What did get his attention later was the introduction of a draft. A friend suggested they enlist in the Marines. During their physicals, the friend failed the vision test, but Snyder passed and was soon on his way to 14 weeks of boot camp in San Diego. 

“When you come out of that, you are one (with your fellow Marines),” Snyder said. “You don’t question (anything). It’s ‘yes sir, no sir.’”

Ten months after enlisting, Snyder’s troop ship arrived in Korea.

“I didn’t have it as bad as a lot of units,” he remembers. “We were in more of a defensive position all the time.”

Snyder was quickly promoted to corporal and then captain of a 13-man squad. All 13 survived their year-long tour of duty, but there were scary moments.

Once Snyder’s squad was fired upon. Without hesitation, his men followed Snyder’s order to take cover.

“We go over there and realize it was probably a single sniper,” Snyder said. “Now he doesn’t fire on us and we know why because we’ve got three automatic weapons.

“After the fact (you are scared), after it was a close situation. After the fact, maybe you get a little shaken.”

Throughout that year, Snyder took comfort in one idea.

“I always felt, ‘it’s not going to be me (that dies),’” he said. “For some reason, I had that kind of a thought.”

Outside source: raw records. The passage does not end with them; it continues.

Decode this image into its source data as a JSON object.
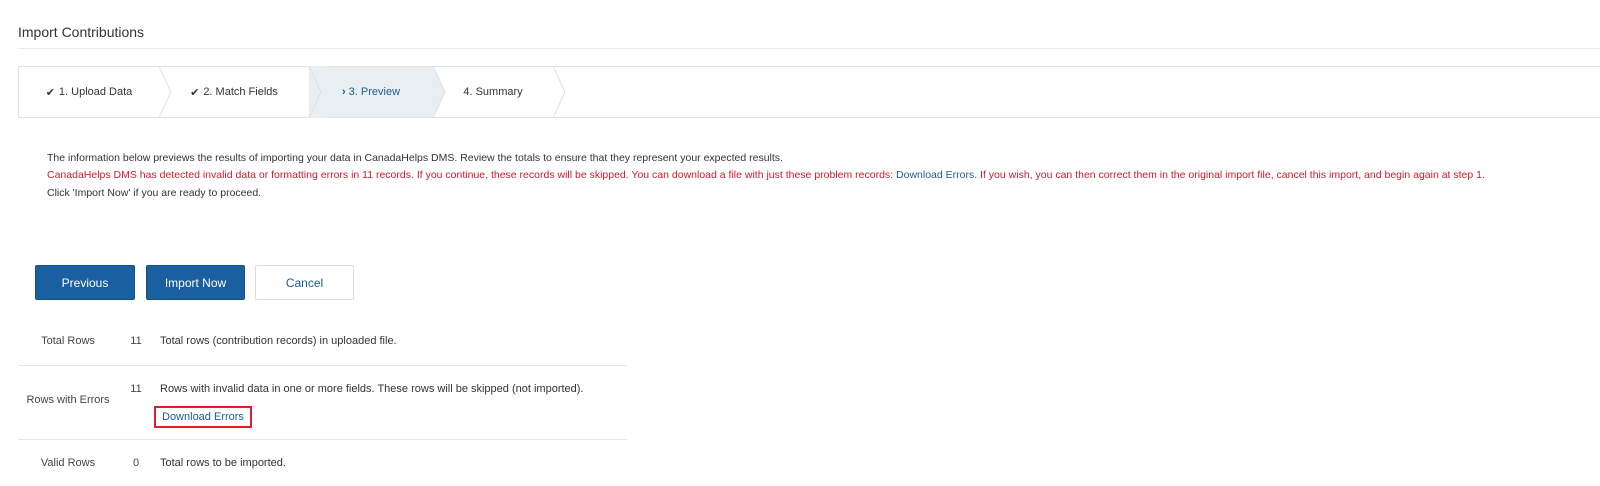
{
  "page": {
    "title": "Import Contributions"
  },
  "wizard": {
    "steps": [
      {
        "label": "1. Upload Data",
        "state": "done",
        "icon": "check-icon"
      },
      {
        "label": "2. Match Fields",
        "state": "done",
        "icon": "check-icon"
      },
      {
        "label": "3. Preview",
        "state": "active",
        "icon": "chevron-right-icon"
      },
      {
        "label": "4. Summary",
        "state": "pending"
      }
    ]
  },
  "info": {
    "line1": "The information below previews the results of importing your data in CanadaHelps DMS. Review the totals to ensure that they represent your expected results.",
    "line2_before": "CanadaHelps DMS has detected invalid data or formatting errors in 11 records. If you continue, these records will be skipped. You can download a file with just these problem records: ",
    "line2_link": "Download Errors",
    "line2_after": ". If you wish, you can then correct them in the original import file, cancel this import, and begin again at step 1.",
    "line3": "Click 'Import Now' if you are ready to proceed."
  },
  "buttons": {
    "previous": "Previous",
    "import_now": "Import Now",
    "cancel": "Cancel"
  },
  "summary": {
    "rows": [
      {
        "label": "Total Rows",
        "count": "11",
        "description": "Total rows (contribution records) in uploaded file."
      },
      {
        "label": "Rows with Errors",
        "count": "11",
        "description": "Rows with invalid data in one or more fields. These rows will be skipped (not imported).",
        "link": "Download Errors"
      },
      {
        "label": "Valid Rows",
        "count": "0",
        "description": "Total rows to be imported."
      }
    ]
  },
  "colors": {
    "primary": "#1a5fa0",
    "error_text": "#c4202e",
    "link": "#1d5c99",
    "active_step_bg": "#e9eef2",
    "highlight_box": "#e01f26"
  }
}
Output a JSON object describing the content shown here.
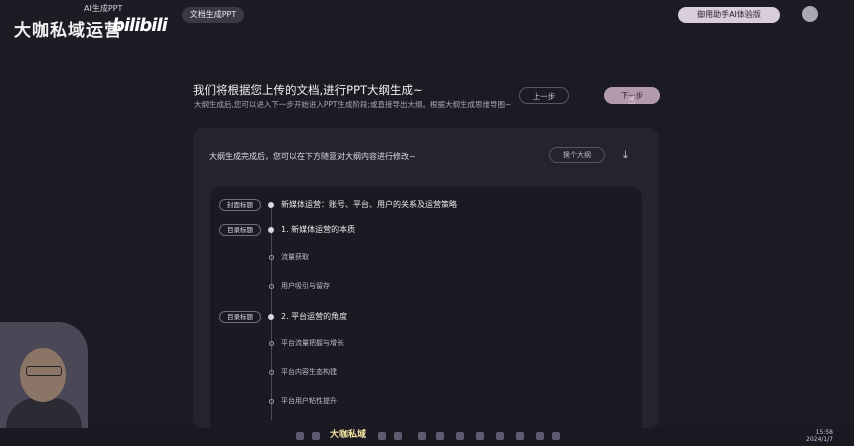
{
  "header": {
    "brand": "大咖私域运营",
    "bili": "bilibili",
    "ai_tag": "AI生成PPT",
    "tab": "文档生成PPT",
    "right_button": "御用助手AI体验版",
    "avatar_icon": "avatar-icon"
  },
  "main": {
    "title": "我们将根据您上传的文档,进行PPT大纲生成~",
    "subtitle": "大纲生成后,您可以进入下一步开始进入PPT生成阶段;或直接导出大纲。根据大纲生成思维导图~",
    "prev_button": "上一步",
    "next_button": "下一步",
    "cursor_icon": "cursor-icon"
  },
  "card": {
    "hint": "大纲生成完成后，您可以在下方随意对大纲内容进行修改~",
    "change_button": "换个大纲",
    "download_icon": "download-icon"
  },
  "outline": {
    "cover_tag": "封面标题",
    "cover_text": "新媒体运营：账号、平台、用户的关系及运营策略",
    "sections": [
      {
        "tag": "目录标题",
        "title": "1. 新媒体运营的本质",
        "items": [
          "流量获取",
          "用户吸引与留存"
        ]
      },
      {
        "tag": "目录标题",
        "title": "2. 平台运营的角度",
        "items": [
          "平台流量把握与增长",
          "平台内容生态构建",
          "平台用户粘性提升"
        ]
      }
    ]
  },
  "taskbar": {
    "time": "15:58",
    "date": "2024/1/7",
    "logo": "大咖私域"
  },
  "colors": {
    "background": "#1c1b24",
    "card": "#24232e",
    "accent": "#b49aae"
  }
}
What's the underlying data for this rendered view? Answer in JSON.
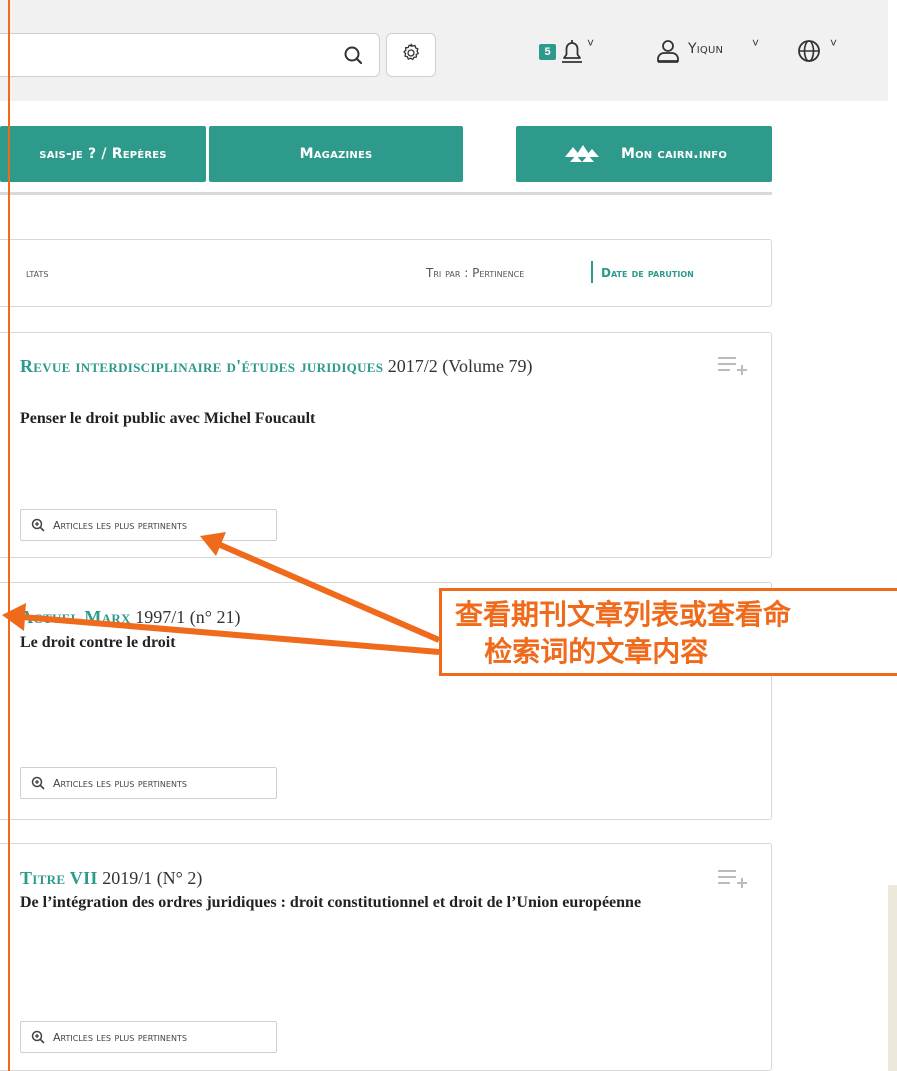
{
  "header": {
    "notification_count": "5",
    "user_name": "Yiqun"
  },
  "nav": {
    "btn1": "sais-je ? / Repères",
    "btn2": "Magazines",
    "btn3": "Mon cairn.info"
  },
  "results_bar": {
    "results_label": "ltats",
    "sort_prefix": "Tri par : Pertinence",
    "sort_date": "Date de parution"
  },
  "cards": [
    {
      "journal": "Revue interdisciplinaire d'études juridiques",
      "issue": "2017/2 (Volume 79)",
      "title": "Penser le droit public avec Michel Foucault",
      "button": "Articles les plus pertinents"
    },
    {
      "journal": "Actuel Marx",
      "issue": "1997/1 (n° 21)",
      "title": "Le droit contre le droit",
      "button": "Articles les plus pertinents"
    },
    {
      "journal": "Titre VII",
      "issue": "2019/1 (N° 2)",
      "title": "De l’intégration des ordres juridiques : droit constitutionnel et droit de l’Union européenne",
      "button": "Articles les plus pertinents"
    }
  ],
  "annotation": {
    "text": "查看期刊文章列表或查看命\n   检索词的文章内容",
    "color": "#f06a1b"
  },
  "colors": {
    "accent": "#2d9a8c",
    "annotation": "#f06a1b",
    "header_bg": "#f1f1f1"
  }
}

Snyder found more danger during training exercises in the Caribbean after returning from Korea. He was hospitalized twice, once for carbon monoxide poisoning and once for two months to battle an infection and jaundice.

After turning down a $2,000 bonus to re-up, Snyder returned home without fanfare.

“That’s the way it was,” he said. “You knew that you were respected.”

With GI Bill funding, Snyder enrolled at Illinois State Normal University where he met his wife, Sandy. They’ll celebrate their 59th anniversary next month.

Last month, he celebrated his military service during an Honor Flight to Washington, D.C. At first, he didn't want to go, but then went in honor of fellow soldiers, 33,686 of whom were killed in Korea.

“I came back, had a life," he said. "A lot of them had no life."